AKP ‘eğitim’e eğiliyor
Bir başka seçim yatırımının, AKP’nin karnesinin sıfır olduğu eğitim alanına yapılacağı anlaşıldı. Bizzat Erdoğan’ın sahiplendiği Fırsatları Arttırma, Teknolojiyi İyileştirme Hareketi (FATİH) Projesi ile 42 bin okuldaki 570 bin dersliğe dizüstü bilgisayar, projeksiyon cihazı, internet ve çok amaçlı yazıcı ve akıllı tahta sağlanacak. 2 milyar lira harcanacak (AKP’li ihalecilere duyurulur).

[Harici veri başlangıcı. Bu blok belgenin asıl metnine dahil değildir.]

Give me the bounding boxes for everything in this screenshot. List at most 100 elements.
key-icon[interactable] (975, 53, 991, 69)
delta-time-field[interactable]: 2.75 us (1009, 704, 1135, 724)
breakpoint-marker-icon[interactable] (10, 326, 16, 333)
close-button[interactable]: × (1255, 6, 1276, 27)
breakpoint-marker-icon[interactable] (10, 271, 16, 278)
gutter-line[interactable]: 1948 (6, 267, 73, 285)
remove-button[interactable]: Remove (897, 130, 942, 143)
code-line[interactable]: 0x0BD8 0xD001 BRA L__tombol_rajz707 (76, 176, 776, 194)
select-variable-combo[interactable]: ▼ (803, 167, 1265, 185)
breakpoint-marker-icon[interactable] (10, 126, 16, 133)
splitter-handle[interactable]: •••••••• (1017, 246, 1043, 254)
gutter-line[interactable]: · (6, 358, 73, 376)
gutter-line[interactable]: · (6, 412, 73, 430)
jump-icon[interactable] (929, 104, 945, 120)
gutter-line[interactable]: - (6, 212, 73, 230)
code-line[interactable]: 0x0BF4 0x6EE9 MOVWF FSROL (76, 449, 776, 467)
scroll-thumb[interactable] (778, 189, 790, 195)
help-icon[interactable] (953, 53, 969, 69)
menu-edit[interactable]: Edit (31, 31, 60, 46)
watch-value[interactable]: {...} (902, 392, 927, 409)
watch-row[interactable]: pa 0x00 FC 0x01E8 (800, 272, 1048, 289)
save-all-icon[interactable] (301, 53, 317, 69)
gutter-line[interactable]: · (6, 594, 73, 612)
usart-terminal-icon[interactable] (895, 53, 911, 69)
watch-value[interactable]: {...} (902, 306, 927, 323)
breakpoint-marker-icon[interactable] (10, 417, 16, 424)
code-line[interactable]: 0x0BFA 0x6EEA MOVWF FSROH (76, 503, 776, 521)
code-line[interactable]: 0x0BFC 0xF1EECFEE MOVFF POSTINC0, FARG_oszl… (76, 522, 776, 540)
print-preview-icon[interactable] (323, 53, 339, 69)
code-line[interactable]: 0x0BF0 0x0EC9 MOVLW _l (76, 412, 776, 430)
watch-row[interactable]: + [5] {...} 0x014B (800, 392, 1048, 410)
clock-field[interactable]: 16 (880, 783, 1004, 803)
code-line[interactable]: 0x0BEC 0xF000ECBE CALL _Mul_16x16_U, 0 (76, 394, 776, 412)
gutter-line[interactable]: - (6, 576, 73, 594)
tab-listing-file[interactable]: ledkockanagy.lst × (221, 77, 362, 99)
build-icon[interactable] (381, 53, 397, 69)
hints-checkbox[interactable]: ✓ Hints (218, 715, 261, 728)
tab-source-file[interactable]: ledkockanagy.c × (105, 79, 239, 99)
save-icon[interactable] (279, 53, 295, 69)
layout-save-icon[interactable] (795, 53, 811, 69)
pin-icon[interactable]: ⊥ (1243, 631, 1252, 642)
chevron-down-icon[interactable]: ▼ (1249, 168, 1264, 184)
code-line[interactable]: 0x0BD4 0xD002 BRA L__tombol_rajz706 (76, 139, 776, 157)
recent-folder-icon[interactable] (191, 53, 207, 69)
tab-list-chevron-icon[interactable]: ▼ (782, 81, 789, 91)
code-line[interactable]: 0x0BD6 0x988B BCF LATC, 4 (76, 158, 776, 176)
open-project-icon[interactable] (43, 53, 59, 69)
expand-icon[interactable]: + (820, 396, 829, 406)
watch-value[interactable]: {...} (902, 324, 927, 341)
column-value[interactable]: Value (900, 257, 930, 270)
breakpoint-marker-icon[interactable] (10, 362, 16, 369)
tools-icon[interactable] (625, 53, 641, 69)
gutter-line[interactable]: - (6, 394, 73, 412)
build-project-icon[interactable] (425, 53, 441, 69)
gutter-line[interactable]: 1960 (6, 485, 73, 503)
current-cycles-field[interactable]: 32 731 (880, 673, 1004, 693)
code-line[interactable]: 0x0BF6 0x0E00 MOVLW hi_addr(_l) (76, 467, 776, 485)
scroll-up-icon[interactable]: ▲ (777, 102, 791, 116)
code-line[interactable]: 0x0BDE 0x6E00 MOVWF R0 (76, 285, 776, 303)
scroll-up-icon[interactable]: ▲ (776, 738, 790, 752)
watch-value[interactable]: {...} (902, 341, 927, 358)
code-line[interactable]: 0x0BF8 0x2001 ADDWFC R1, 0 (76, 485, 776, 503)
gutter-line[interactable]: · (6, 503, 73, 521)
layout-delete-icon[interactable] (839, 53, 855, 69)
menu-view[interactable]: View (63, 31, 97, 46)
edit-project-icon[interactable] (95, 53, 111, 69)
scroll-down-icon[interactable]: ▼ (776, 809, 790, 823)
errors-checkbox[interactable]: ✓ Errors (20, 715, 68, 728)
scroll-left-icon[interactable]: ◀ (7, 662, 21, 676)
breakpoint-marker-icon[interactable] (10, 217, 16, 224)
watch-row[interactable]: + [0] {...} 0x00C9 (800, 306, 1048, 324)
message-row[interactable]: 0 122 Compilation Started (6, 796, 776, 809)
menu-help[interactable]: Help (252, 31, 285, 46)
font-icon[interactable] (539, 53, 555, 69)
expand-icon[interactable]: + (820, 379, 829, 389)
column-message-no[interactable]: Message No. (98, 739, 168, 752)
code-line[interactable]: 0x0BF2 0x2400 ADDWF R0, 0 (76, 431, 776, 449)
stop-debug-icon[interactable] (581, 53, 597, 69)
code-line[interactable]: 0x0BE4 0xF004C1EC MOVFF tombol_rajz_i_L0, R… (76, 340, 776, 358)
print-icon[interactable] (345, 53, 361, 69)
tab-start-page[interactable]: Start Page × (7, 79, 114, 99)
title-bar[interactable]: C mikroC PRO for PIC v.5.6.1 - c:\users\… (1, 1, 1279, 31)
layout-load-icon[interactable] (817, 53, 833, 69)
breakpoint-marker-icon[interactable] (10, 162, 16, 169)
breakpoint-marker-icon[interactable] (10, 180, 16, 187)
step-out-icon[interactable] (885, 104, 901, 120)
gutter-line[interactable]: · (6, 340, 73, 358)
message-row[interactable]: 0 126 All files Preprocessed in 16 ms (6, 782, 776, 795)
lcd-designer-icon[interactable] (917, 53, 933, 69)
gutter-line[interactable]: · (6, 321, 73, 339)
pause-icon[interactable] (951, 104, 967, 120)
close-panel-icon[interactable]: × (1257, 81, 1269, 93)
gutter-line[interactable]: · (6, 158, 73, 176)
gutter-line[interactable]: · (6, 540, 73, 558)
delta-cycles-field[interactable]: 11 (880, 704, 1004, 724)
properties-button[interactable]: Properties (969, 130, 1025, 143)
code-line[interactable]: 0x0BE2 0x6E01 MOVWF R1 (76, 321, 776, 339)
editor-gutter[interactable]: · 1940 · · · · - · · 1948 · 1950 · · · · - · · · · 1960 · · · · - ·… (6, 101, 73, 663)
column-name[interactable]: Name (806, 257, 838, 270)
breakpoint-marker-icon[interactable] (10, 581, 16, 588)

Eğitim alanının bunca sorunu varken (neredeyse 40 kaleme ulaşan para toplama yöntemi, güvencesiz-sözleşmeli çalıştırılan, hiçbir bilimsel gelişme olanağı sağlanmayan öğretmenler, yap-boz eğitim modelleri, beslenme, ulaşım, sosyal-kültürel faaliyetlerden yoksunluk vs.) göstermelik bir görsel araçla Erdoğan sadece poz vermiş oldu. Bu fotoğrafı seçim dönemi afişlerde bolca göreceğiz.
Hala öğrenemediler
Bu arada Erdoğan yetiştirmesi Kadir Topbaş da atağa geçmiş durumda. Birleşmiş Kentler ve Yerel Yönetimler Teşkilatı’nın yeni başkanı seçildi. İstanbul sokaklarında kaybettiğini Birleşmiş Milletler’de arayan Topbaş, yaptığı ulaşım zammının ardından aralık ayının ilk haftasında ‘Toplu Taşıma Haftası’ düzenleyeceğini duyurdu. Bunlar kaybettiği prestijini yeniden kazanma debelenmeleri. Ve aynı zamanda seçimlerde İstanbul’un ne kadar kritik olduğunu bilen AKP kurmaylarının tezgahlarıdır. Onların hala öğrenemediği şey ise İstanbul’un “AKP’nin lale bahçesi” olmasına izin verilmeyeceğidir.